11 thoughts on “Cards In Caps”

  1. i remember those…… had totally forgotten… thanks for displaying plante. it was my favorite card, as was he……………… my mom throw out alllllllllll my cards. i had them store and stashed old work socks. i became old enough to gallivant around the world, just like you and without my duty full protection they could only last so many moves before moma jean took them to the dump with lots of other things i cherished and she considered junk.

  2. That’s how it worked, Hobo. We were off galavanting and our stuff was taking up space. So out it went. It’s very sad. Although I must say I always thought your mom Jean was quite hot.

  3. York peanut butter…

    Whatever happened to it?

    And what about Libby’s Deep-Browned Beans?
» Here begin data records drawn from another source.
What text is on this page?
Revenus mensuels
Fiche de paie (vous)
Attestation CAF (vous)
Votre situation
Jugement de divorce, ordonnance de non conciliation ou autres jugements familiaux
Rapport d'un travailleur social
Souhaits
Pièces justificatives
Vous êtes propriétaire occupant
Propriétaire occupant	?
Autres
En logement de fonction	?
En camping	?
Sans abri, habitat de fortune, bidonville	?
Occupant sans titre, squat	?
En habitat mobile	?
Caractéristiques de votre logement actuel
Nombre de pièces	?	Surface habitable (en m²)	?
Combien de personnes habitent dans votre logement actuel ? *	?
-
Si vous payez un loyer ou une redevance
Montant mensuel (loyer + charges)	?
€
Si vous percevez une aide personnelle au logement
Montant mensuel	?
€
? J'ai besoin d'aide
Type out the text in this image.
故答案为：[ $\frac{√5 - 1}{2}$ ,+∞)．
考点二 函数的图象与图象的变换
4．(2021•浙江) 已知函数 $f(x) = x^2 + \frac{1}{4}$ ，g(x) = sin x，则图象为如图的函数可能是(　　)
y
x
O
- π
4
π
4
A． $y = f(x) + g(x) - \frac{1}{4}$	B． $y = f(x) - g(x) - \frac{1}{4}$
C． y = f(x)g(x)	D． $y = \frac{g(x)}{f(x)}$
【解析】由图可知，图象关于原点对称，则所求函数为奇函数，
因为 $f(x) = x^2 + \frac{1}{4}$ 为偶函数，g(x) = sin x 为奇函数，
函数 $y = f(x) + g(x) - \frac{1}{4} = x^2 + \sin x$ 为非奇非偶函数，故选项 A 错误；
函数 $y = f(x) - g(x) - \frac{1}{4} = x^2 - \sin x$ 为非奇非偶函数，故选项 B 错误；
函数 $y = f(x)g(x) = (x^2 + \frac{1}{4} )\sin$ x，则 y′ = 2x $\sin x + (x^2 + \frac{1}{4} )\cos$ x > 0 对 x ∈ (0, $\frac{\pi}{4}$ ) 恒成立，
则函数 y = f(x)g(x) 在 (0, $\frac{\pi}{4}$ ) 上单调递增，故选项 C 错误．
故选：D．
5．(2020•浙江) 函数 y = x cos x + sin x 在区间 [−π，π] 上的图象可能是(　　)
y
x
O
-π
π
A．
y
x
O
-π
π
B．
    And Gini Bitter Lemon Tonic.

    I miss those things.

  4. By the way, those little cards that ended up in the garbage are now worth a pretty penny.

    It’s okay. I love my mom and always will

  5. Me too, Danno. I miss my mom so much. When I go back to Orillia, it’s very emotional because of her. I lost her in 1978 and miss her as much now as I did then. Maybe more. I hope to see her again some day. Anyone who still has their mom is very lucky.

  6. My dad and his brothers and my mom and her brothers all collected hockey cards as kids. Naturally they put them in bikes, tossed them against the wall, traded them for nothing, and lost them or tossed them out. It broke my heart to hear that. A fortune tossed away. These were good cards too. Some of the rookie cards they had…Pocket Rocket, Bobby Hull, Stan Mikita, etc…picture having THAT collection.

  7. Darth, I probably had all those cards you mention. I suppose I would’ve had most cards at one time or another from about late 1950’s to early 1960’s/ I loved my cards, and the gum too. We would take a brand new, crisp Pocket Rocket card for example, and play closest to the wall. Those sharp corners became rounded in no time, and they also got dirty. Sometimes I wonder when I see cards from then in really good shape. Didn’t the kid play closest to the wall? Did he buy them and then put them away in a shoebox for the rest of his life?

  8. Hi: My father has the whole set of the York peanutbutter hocky cards in the album. The album is in good shape as all the cards in it… how much is something like that worth?

  9. Hi Diana. I think upwards of $200 for the set. I wish I still had mine. I think it’s one of the neatest things.